Polymerase chain assembly (PCA), also known as polymerase cycling assembly or PCR assembly, is useful in the de novo (template-less) generation of shorter linear DNA parts (<500 bp) by extending many partially-overlapping oligonucleotide primers off one another in a PCR to generate the full linear product. While the smallest parts are more cost-effectively generated by annealing pairs of oligonucleotides, PCA can be more efficient for longer small parts, as the polymerase in PCR synthesizes DNA segments between successive primers/amplicons on each strand using the opposite strand's primers/amplicons as templates, DNA which needn't be purchased pre-synthesized as oligos as when making oligo annealing products, for which every nucleotide of both strands must be purchased in oligos. Oligo annealing products, however, can be designed to intrinsically have cohesive "sticky" ends / overhangs, allowing them to omit the DNA encoding restriction sites for downstream assemblies, saving some cost compared to PCA, which just as any PCR product, requires including flanking restriction sites if using in restriction-based assembly such as Golden Gate.
For cost-minimization, compare the following:
- Cost of oligo-anneal product =
($/nt) × 2 × (lengthpart + lengthoverhang)- For typical part assembly, "part length" includes 2 flanking latent BsaI overhangs, but not the one ssDNA PaqCI overhang per strand.
Thus, for a pure, part-only sequence: ($/nt) × 2 × (12 nt + lengthpart-only)
- For typical part assembly, "part length" includes 2 flanking latent BsaI overhangs, but not the one ssDNA PaqCI overhang per strand.
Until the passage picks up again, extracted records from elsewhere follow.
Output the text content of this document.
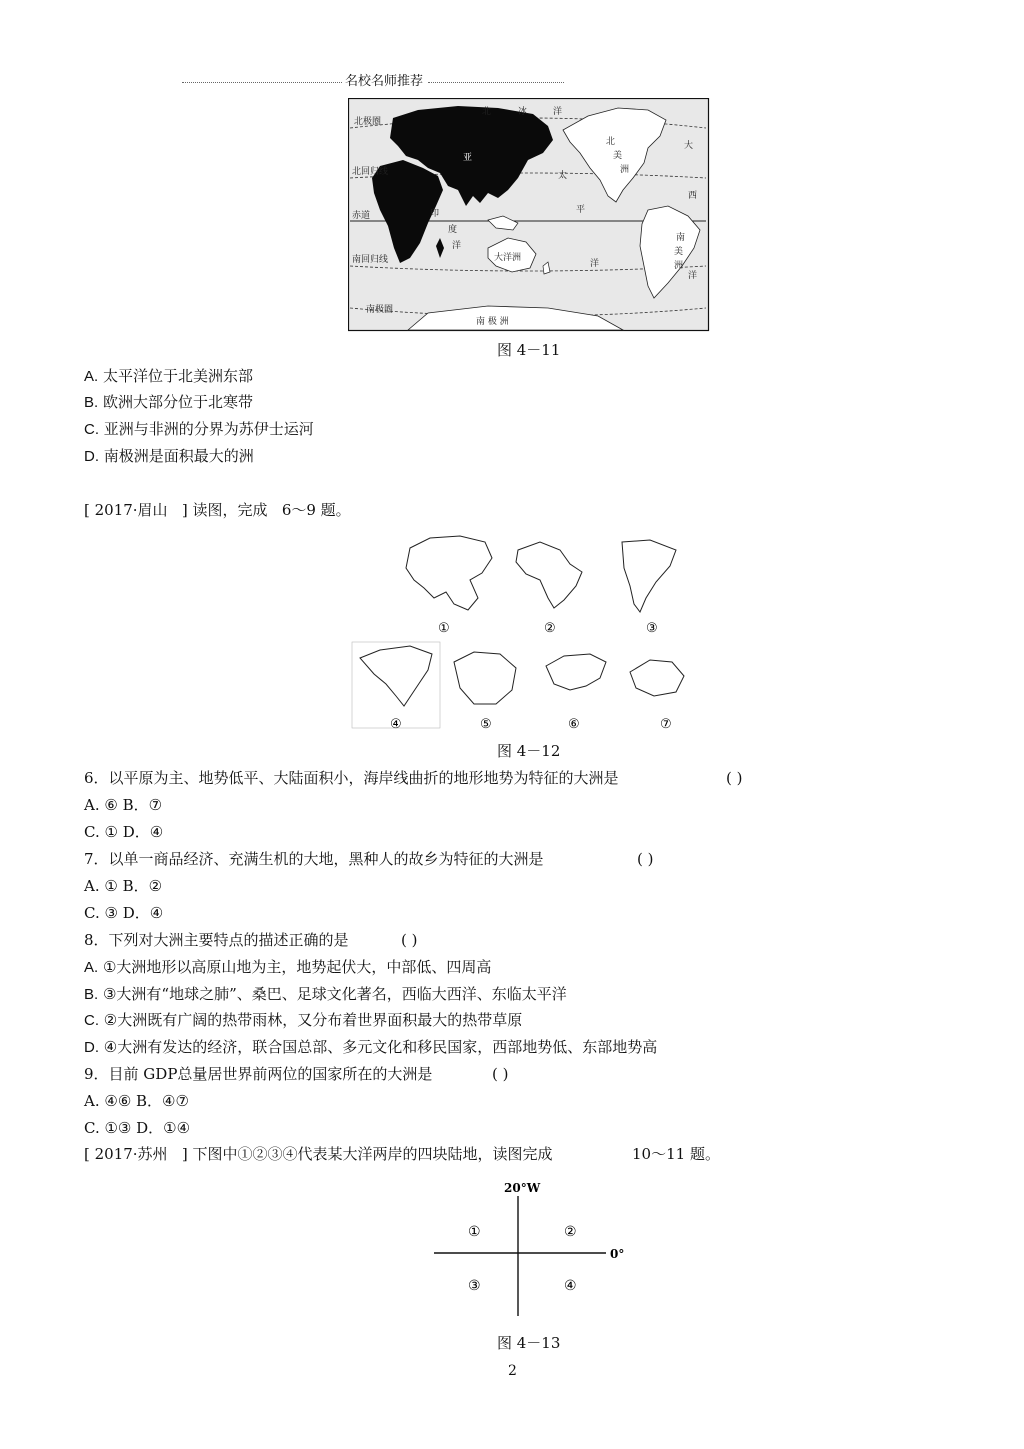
名校名师推荐
北极圈
北回归线
赤道
南回归线
南极圈
北	冰	洋
亚
北
美
洲
大
太
平
西
印
度
洋
大洋洲
洋
南
美
洲
洋
南 极 洲
图 4－11
A. 太平洋位于北美洲东部
B. 欧洲大部分位于北寒带
C. 亚洲与非洲的分界为苏伊士运河
D. 南极洲是面积最大的洲
[ 2017·眉山 ] 读图，完成 6～9 题。
①	②	③
④	⑤	⑥	⑦
图 4－12
6．以平原为主、地势低平、大陆面积小，海岸线曲折的地形地势为特征的大洲是	( )
A. ⑥ B．⑦
C. ① D．④
7．以单一商品经济、充满生机的大地，黑种人的故乡为特征的大洲是	( )
A. ① B．②
C. ③ D．④
8．下列对大洲主要特点的描述正确的是	( )
A. ①大洲地形以高原山地为主，地势起伏大，中部低、四周高
B. ③大洲有“地球之肺”、桑巴、足球文化著名，西临大西洋、东临太平洋
C. ②大洲既有广阔的热带雨林，又分布着世界面积最大的热带草原
D. ④大洲有发达的经济，联合国总部、多元文化和移民国家，西部地势低、东部地势高
9．目前 GDP总量居世界前两位的国家所在的大洲是	( )
A. ④⑥ B．④⑦
C. ①③ D．①④
[ 2017·苏州 ] 下图中①②③④代表某大洋两岸的四块陆地，读图完成	10～11 题。
20°W
0°
①	②
③	④
图 4－13
2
- Cost of PCA product = ($/nt) × Σ(all PCA primer-lengths), where primers are designed in Primerize with any necessary terminal restriction sites and end-spacers.
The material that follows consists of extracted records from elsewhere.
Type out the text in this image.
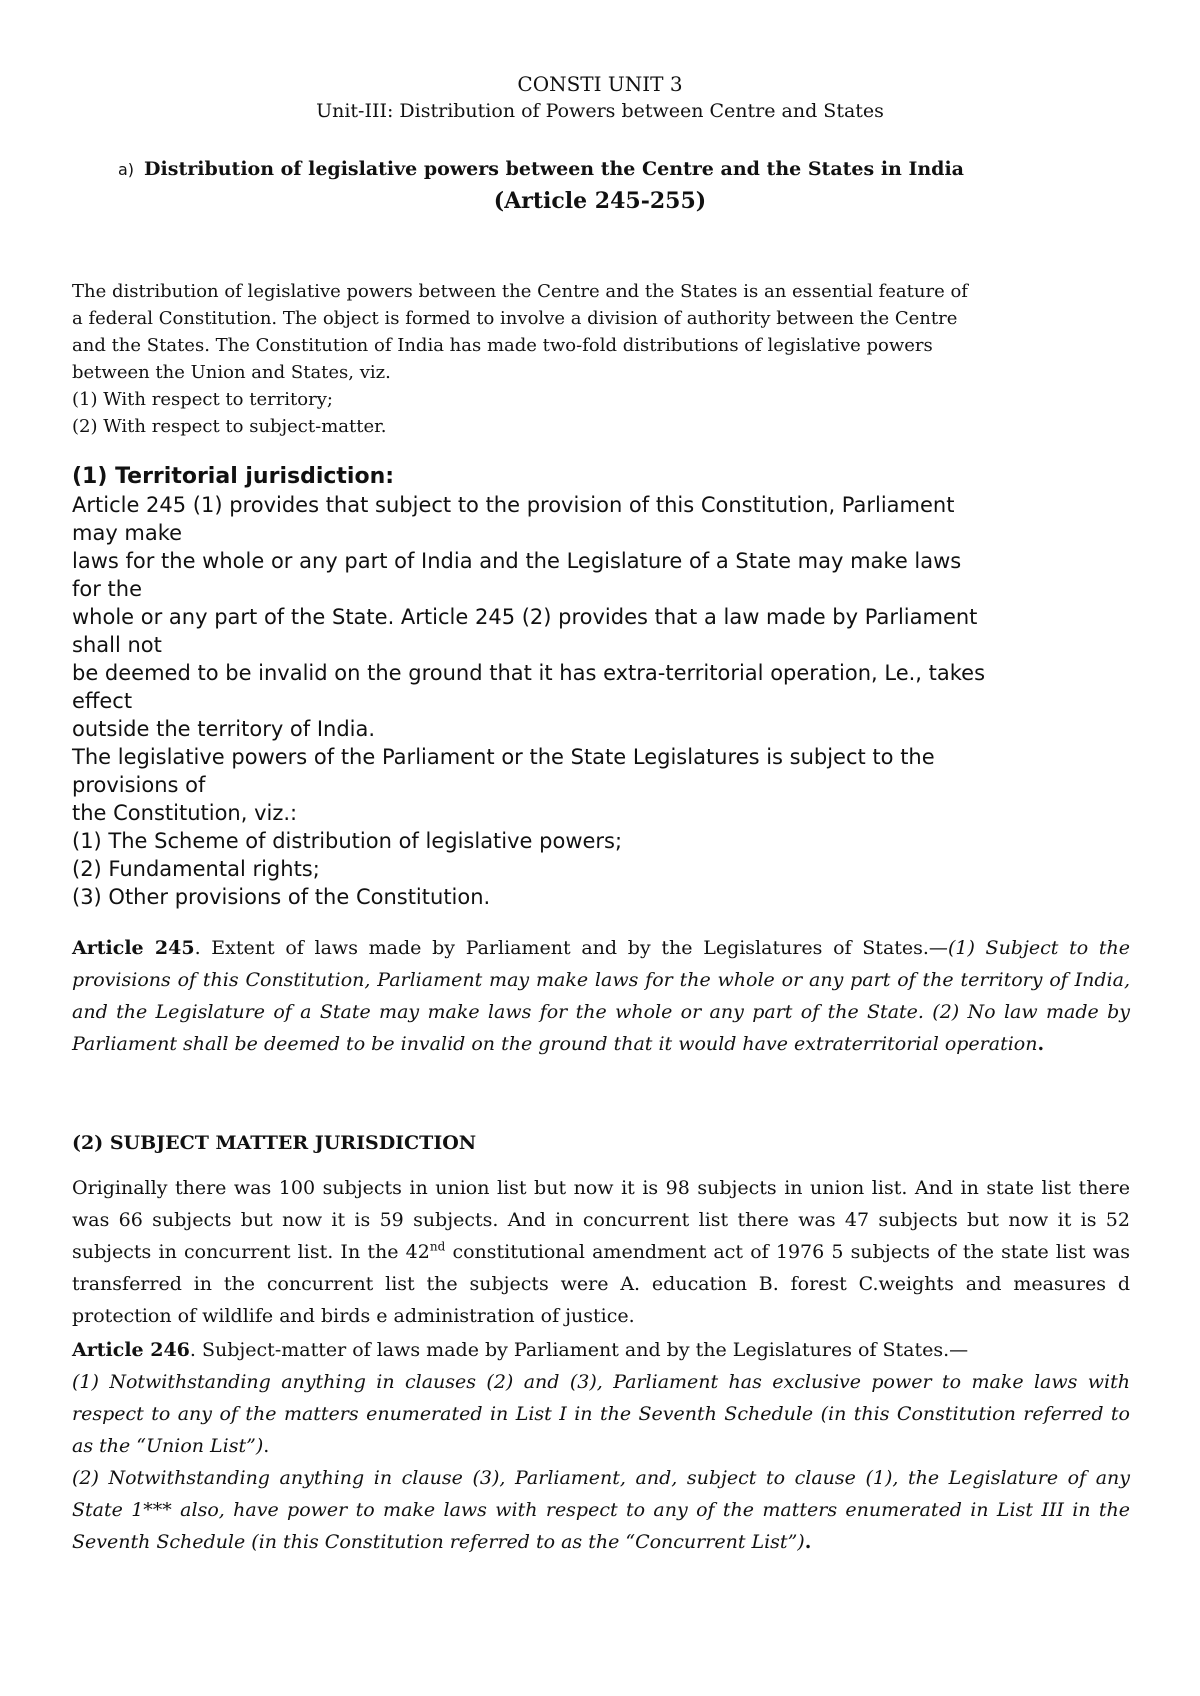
CONSTI UNIT 3
Unit-III: Distribution of Powers between Centre and States
a) Distribution of legislative powers between the Centre and the States in India
(Article 245-255)
The distribution of legislative powers between the Centre and the States is an essential feature of
a federal Constitution. The object is formed to involve a division of authority between the Centre
and the States. The Constitution of India has made two-fold distributions of legislative powers
between the Union and States, viz.
(1) With respect to territory;
(2) With respect to subject-matter.
(1) Territorial jurisdiction:
Article 245 (1) provides that subject to the provision of this Constitution, Parliament
may make
laws for the whole or any part of India and the Legislature of a State may make laws
for the
whole or any part of the State. Article 245 (2) provides that a law made by Parliament
shall not
be deemed to be invalid on the ground that it has extra-territorial operation, Le., takes
effect
outside the territory of India.
The legislative powers of the Parliament or the State Legislatures is subject to the
provisions of
the Constitution, viz.:
(1) The Scheme of distribution of legislative powers;
(2) Fundamental rights;
(3) Other provisions of the Constitution.

Article 245. Extent of laws made by Parliament and by the Legislatures of States.—(1) Subject to the provisions of this Constitution, Parliament may make laws for the whole or any part of the territory of India, and the Legislature of a State may make laws for the whole or any part of the State. (2) No law made by Parliament shall be deemed to be invalid on the ground that it would have extraterritorial operation.

(2) SUBJECT MATTER JURISDICTION

Originally there was 100 subjects in union list but now it is 98 subjects in union list. And in state list there was 66 subjects but now it is 59 subjects. And in concurrent list there was 47 subjects but now it is 52 subjects in concurrent list. In the 42nd constitutional amendment act of 1976 5 subjects of the state list was transferred in the concurrent list the subjects were A. education B. forest C.weights and measures d protection of wildlife and birds e administration of justice.

Article 246. Subject-matter of laws made by Parliament and by the Legislatures of States.—

(1) Notwithstanding anything in clauses (2) and (3), Parliament has exclusive power to make laws with respect to any of the matters enumerated in List I in the Seventh Schedule (in this Constitution referred to as the “Union List”).

(2) Notwithstanding anything in clause (3), Parliament, and, subject to clause (1), the Legislature of any State 1*** also, have power to make laws with respect to any of the matters enumerated in List III in the Seventh Schedule (in this Constitution referred to as the “Concurrent List”).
- For typical part assembly, part-only sequence can be input into Primerize, primer lengths summed, and 34 nt added for the two 17 nt part adapters in the outermost primers.
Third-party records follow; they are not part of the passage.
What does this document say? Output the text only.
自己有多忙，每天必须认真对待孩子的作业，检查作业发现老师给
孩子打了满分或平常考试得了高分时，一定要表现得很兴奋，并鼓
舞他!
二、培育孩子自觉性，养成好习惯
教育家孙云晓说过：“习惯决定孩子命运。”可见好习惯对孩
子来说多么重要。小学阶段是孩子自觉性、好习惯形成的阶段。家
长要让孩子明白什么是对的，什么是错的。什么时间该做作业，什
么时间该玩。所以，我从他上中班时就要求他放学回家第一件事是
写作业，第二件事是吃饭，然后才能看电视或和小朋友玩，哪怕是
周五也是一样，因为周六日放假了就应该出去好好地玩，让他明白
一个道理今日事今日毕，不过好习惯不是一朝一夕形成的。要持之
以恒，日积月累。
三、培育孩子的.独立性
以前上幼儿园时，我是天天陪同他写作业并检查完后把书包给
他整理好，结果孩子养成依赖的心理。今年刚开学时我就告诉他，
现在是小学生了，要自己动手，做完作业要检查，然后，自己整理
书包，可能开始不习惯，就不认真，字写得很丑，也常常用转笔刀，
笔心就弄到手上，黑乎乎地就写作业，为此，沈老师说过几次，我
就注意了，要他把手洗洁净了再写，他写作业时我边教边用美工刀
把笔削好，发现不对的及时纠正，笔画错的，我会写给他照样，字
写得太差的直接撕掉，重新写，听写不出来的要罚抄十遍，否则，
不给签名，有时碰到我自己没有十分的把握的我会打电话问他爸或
Use the online Primerize software, following their tutorial.
- Make sure "check for T7 promoter" is unchecked, as this option adds a T7 promoter sequence to the design.
- Ensure any restriction sites (e.g. Golden Gate sites) or Gibson homologies are included at the ends as with any PCR product to be used in a later assembly.
- Primers are best kept ≤60 nt, as per-nucleotide price and synthesis/delivery time typically increases for >60 nt primers, as well as synthesis error rate.
- The PCA reaction protocol can be followed as described but with the higher-fidelity Q5 polymerase and buffer, and the 50 µL reaction size can be scaled down (along with components) to 20 µL with sufficient yield. The reaction is essentially a PCR containing all the designed primers but with the outer two primers at 100× the concentration of the inner primers.
- For cases where mispriming warnings are shown, consider the stepwise "multiple-round" PCA methods described, wherein two or more partially overlapping subfragments are first separately generated in "sub-pools", purified, and combined in a final PCA to make the full product. In the case Strategy 1: '2-Round' method does not work or is not predicted to due to the nature of the potential mispriming, the Strategy 2: 'Couple' reacts only pairs of primers first to make fragments for the final PCA.
PCA Primer Mix
- Final PCA rxn: 4 µM outer primers, 0.04 µM inner primers
- 10× primer mix: 40 µM outer primers, 0.4 µM inner primers
For 20 µL of 10× PCA primer mix:
- In one tube, make a 2 µM dilution mix of inner primers:
Combine 1 µL of each 100 µM inner primer + water in a final 50 µL. - In another tube, for 20 µL of 10× primer mix, combine:
- 8 µL 100 µM outer primer 1
- 8 µL 100 µM outer primer 2
- 4 µL 2 µM inner primer mix
- Use this 10× mix as 1/10 of a PCA, e.g. 2.5 µL in a 25 µL rxn.